Increasing solar penetration causes grid instability – independently jacks up manufacturing costs – turns their competitiveness args
St. John, 9 – reporter and analyst for Greentech Media covering the green technology space, with a particular focus on smart grid, smart buildings, energy efficiency, demand response, energy storage, green IT, renewable energy and technology to integrate distributed, intermittent green energy into the grid (Jeff, “Will Solar Crash the Smart Grid?” Green Tech Media, 11/2,
http://www.greentechmedia.com/articles/read/the-great-solar-smart-grid-challenge)

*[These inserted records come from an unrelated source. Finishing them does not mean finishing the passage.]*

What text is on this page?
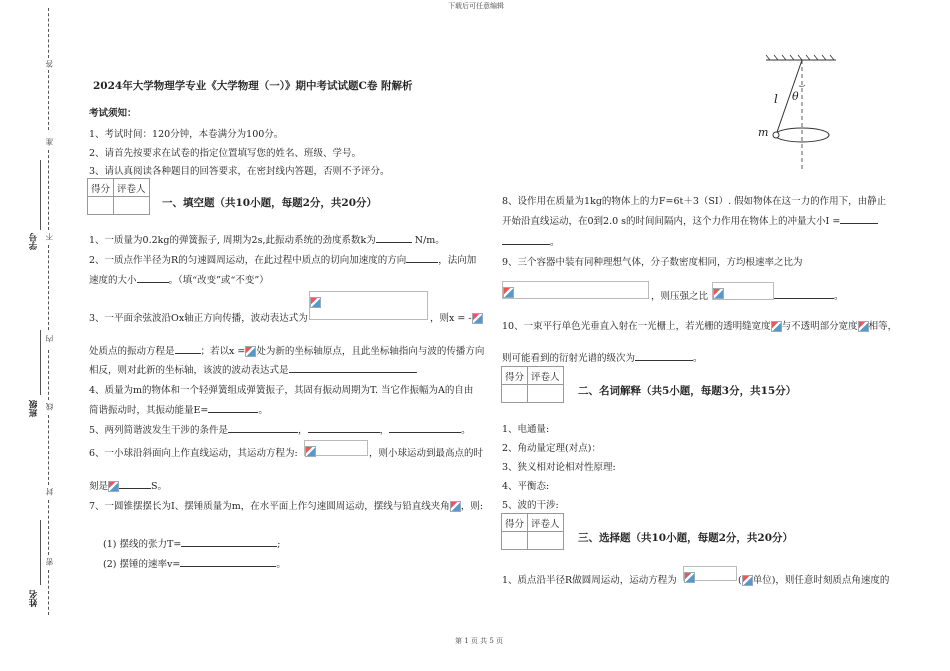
下载后可任意编辑
第 1 页 共 5 页
答
准
不
内
线
封
密
学号
班级
姓名
2024年大学物理学专业《大学物理（一）》期中考试试题C卷 附解析
考试须知：
1、考试时间：120分钟，本卷满分为100分。
2、请首先按要求在试卷的指定位置填写您的姓名、班级、学号。
3、请认真阅读各种题目的回答要求，在密封线内答题，否则不予评分。
得分	评卷人

一、填空题（共10小题，每题2分，共20分）
1、一质量为0.2kg的弹簧振子, 周期为2s,此振动系统的劲度系数k为	N/m。
2、一质点作半径为R的匀速圆周运动，在此过程中质点的切向加速度的方向	，法向加
速度的大小	。（填“改变”或“不变”）
3、一平面余弦波沿Ox轴正方向传播，波动表达式为	，则x = -
处质点的振动方程是	；若以x = 处为新的坐标轴原点，且此坐标轴指向与波的传播方向
相反，则对此新的坐标轴，该波的波动表达式是
4、质量为m的物体和一个轻弹簧组成弹簧振子，其固有振动周期为T. 当它作振幅为A的自由
简谐振动时，其振动能量E=	。
5、两列简谐波发生干涉的条件是	，	，	。
6、一小球沿斜面向上作直线运动，其运动方程为:	，则小球运动到最高点的时
刻是	S。
7、一圆锥摆摆长为I、摆锤质量为m，在水平面上作匀速圆周运动，摆线与铅直线夹角 ，则:
(1) 摆线的张力T=	;
(2) 摆锤的速率v=	。
l θ
m
8、设作用在质量为1kg的物体上的力F=6t＋3（SI）. 假如物体在这一力的作用下，由静止
开始沿直线运动，在0到2.0 s的时间间隔内，这个力作用在物体上的冲量大小I =
。
9、三个容器中装有同种理想气体，分子数密度相同，方均根速率之比为
，则压强之比	。
10、一束平行单色光垂直入射在一光栅上，若光栅的透明缝宽度 与不透明部分宽度 相等，
则可能看到的衍射光谱的级次为	。
得分	评卷人

二、名词解释（共5小题，每题3分，共15分）
1、电通量:
2、角动量定理(对点)：
3、狭义相对论相对性原理:
4、平衡态:
5、波的干涉:
得分	评卷人

三、选择题（共10小题，每题2分，共20分）
1、质点沿半径R做圆周运动，运动方程为	( 单位)，则任意时刻质点角速度的
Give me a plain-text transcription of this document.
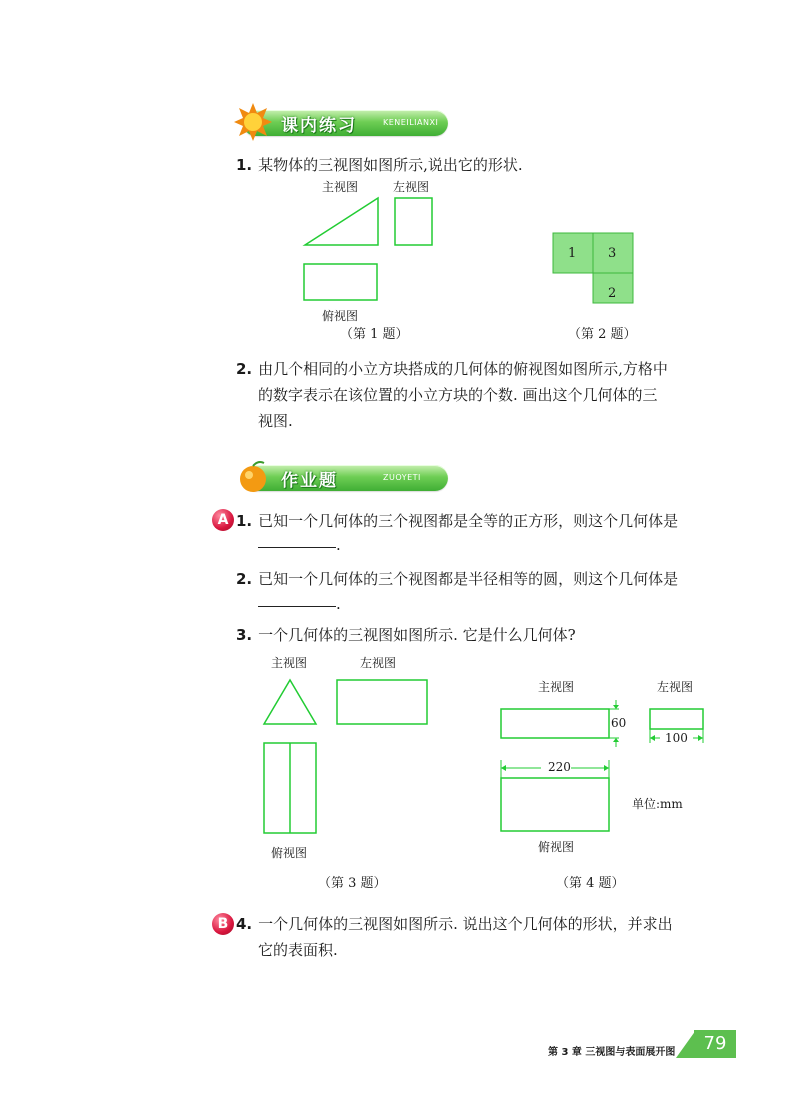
课内练习	KENEILIANXI
1. 某物体的三视图如图所示,说出它的形状.
主视图	左视图
俯视图
（第 1 题）
1 3
2
（第 2 题）
2. 由几个相同的小立方块搭成的几何体的俯视图如图所示,方格中
的数字表示在该位置的小立方块的个数. 画出这个几何体的三
视图.
作业题	ZUOYETI
A 1. 已知一个几何体的三个视图都是全等的正方形，则这个几何体是
.
2. 已知一个几何体的三个视图都是半径相等的圆，则这个几何体是
.
3. 一个几何体的三视图如图所示. 它是什么几何体?
主视图	左视图
俯视图
（第 3 题）
主视图	左视图
60
100
220
单位:mm
俯视图
（第 4 题）
B 4. 一个几何体的三视图如图所示. 说出这个几何体的形状，并求出
它的表面积.
第 3 章 三视图与表面展开图	79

The proliferation of solar panels will effectively transform commercial districts and neighborhoods into small, localized power plants. While that will allow utilities to cut back on coal, the unpredictable, varying nature of solar power will force grid operators to dispatch or throttle power rapidly. Solar-balancing smart grid systems now confined to pilot projects will need to become common features pretty soon.
"That future is coming, and it's coming a lot faster than I think many people are aware of," said Chris Baker, CIO of utility San Diego Gas & Electric. (Execs from SDG&E and other utilities will speak on this and other topics at Greentech Media's The Networked Grid conference in San Francisco on Nov. 4.)
SDG&E has about 6,600 customers with solar rooftops, he said. While that's growing by about 60 customers a month, it still only represents about 50 megawatts of generation, or about 1 percent of the utility's 5,000-megawatt total load. The utility can't monitor or control it, but there isn't enough of it to matter that much, he said — yet (see Having Solar Energy System Trouble? Don't Call Your Utilities).
But what happens when 20 percent or more of the homes in a neighborhood go solar and a cloud passes overhead? That changes a neighborhood of solar power producers to utility power customers in a matter of minutes – and grids built to deliver power one way at constant voltages and frequencies have trouble accommodating that two-way, intermittent flow.
Too much solar power, and local grid voltage could rise, causing potential problems for motors, lights and other equipment. Too little, and voltage can sag. That may only flicker light bulbs at home, but it can lead to million-dollar work stoppages for customers like semiconductor manufacturers and server farms that need clean power at a near-to-constant voltage and frequency.